United States District Court, D. South Carolina, Florence Division

February 2, 2017

THOMAS TIEDEMANN, Plaintiff,
v.
SOUTHERN HEALTH PARTNERS, INC., MELLISA VAN DUSOR, Medical Director, THOMAS FOX, Director of Detention, HORRY COUNTY, J. REUBEN LONG DETENTION CENTER, Defendants.

          ORDER

          Thomas E. Rogers, III United States Magistrate Judge

         I. INTRODUCTION

         Plaintiff, who is proceeding pro se, brings this action, alleging violations of his constitutional rights pursuant to 42 U.S.C. § 1983. He also alleges state law claims. Presently before the court are Plaintiff's Motions to Amend (Documents # 18, 30, 39), Motion to Compel (Document # 46), and Motions to Appoint Counsel (Documents # 57, 66). All pretrial proceedings in this case were referred to the undersigned pursuant to the provisions of 28 U.S.C. § 636(b)(1)(A) and (B) and Local Rule 73.02(B)(2)(d), DSC.

         II. MOTIONS TO AMEND COMPLAINT

         Plaintiff seeks to add new Defendants, although it is not clear exactly who Plaintiff seeks to add. He first states he would like to add “Doctor” and “Head Nurse, ” who were under the employment of Defendant Southern Health Care Partners, Inc. He later asks the court to add “the Doctor of Indian Decent” [sic], the nurse referred to as “Head Nurse, ” “Nurse Jessica, ” “Nurse Nece” and all other individuals who were responsible for his health and safety during his pretrial detention at issue in this case.

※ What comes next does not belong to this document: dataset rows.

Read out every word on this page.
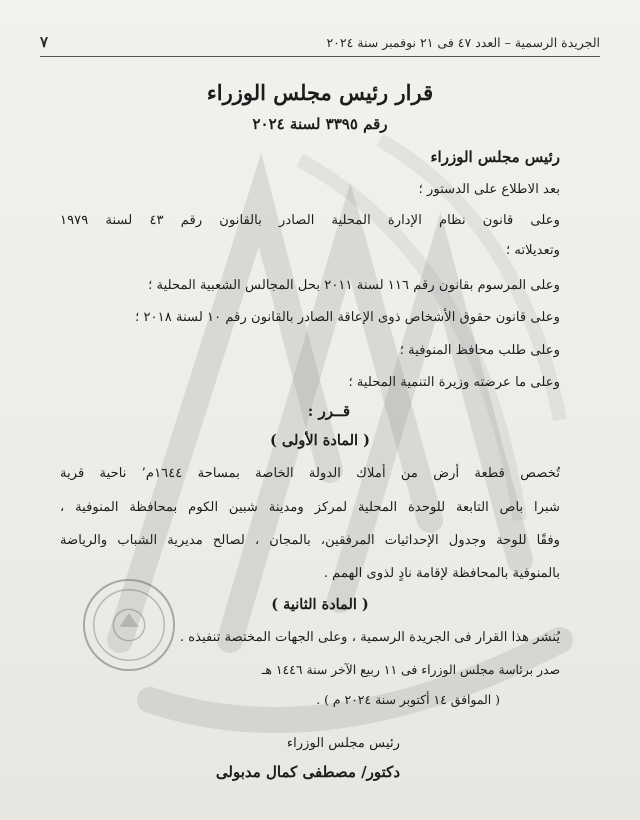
الجريدة الرسمية – العدد ٤٧ فى ٢١ نوفمبر سنة ٢٠٢٤
٧
قرار رئيس مجلس الوزراء
رقم ٣٣٩٥ لسنة ٢٠٢٤
رئيس مجلس الوزراء
بعد الاطلاع على الدستور ؛
وعلى قانون نظام الإدارة المحلية الصادر بالقانون رقم ٤٣ لسنة ١٩٧٩
وتعديلاته ؛
وعلى المرسوم بقانون رقم ١١٦ لسنة ٢٠١١ بحل المجالس الشعبية المحلية ؛
وعلى قانون حقوق الأشخاص ذوى الإعاقة الصادر بالقانون رقم ١٠ لسنة ٢٠١٨ ؛
وعلى طلب محافظ المنوفية ؛
وعلى ما عرضته وزيرة التنمية المحلية ؛
قــرر :
( المادة الأولى )
تُخصص قطعة أرض من أملاك الدولة الخاصة بمساحة ١٦٤٤م٬ ناحية قرية
شبرا باص التابعة للوحدة المحلية لمركز ومدينة شبين الكوم بمحافظة المنوفية ،
وفقًا للوحة وجدول الإحداثيات المرفقين، بالمجان ، لصالح مديرية الشباب والرياضة
بالمنوفية بالمحافظة لإقامة نادٍ لذوى الهمم .
( المادة الثانية )
يُنشر هذا القرار فى الجريدة الرسمية ، وعلى الجهات المختصة تنفيذه .
صدر برئاسة مجلس الوزراء فى ١١ ربيع الآخر سنة ١٤٤٦ هـ
( الموافق ١٤ أكتوبر سنة ٢٠٢٤ م ) .
رئيس مجلس الوزراء
دكتور/ مصطفى كمال مدبولى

         He next seeks to amend his complaint to add that Defendants are being sued in their official and individual capacities. He also asks to amend his request for relief for “negligent indifference in the amount of two million dollars, gross negligent indifference, compensatory damages, declaratory judgment, punitive damages. Also pay court fees and lawyer fees.” Finally, Plaintiff seeks to amend his complaint to add “Mrs. Melissa Van Duser” as a Defendant. However, Plaintiff has already named this Defendant, although he apparently misspelled her name as “Mellisa Van Dusor.” Melissa Van Duser has filed an answer in this case.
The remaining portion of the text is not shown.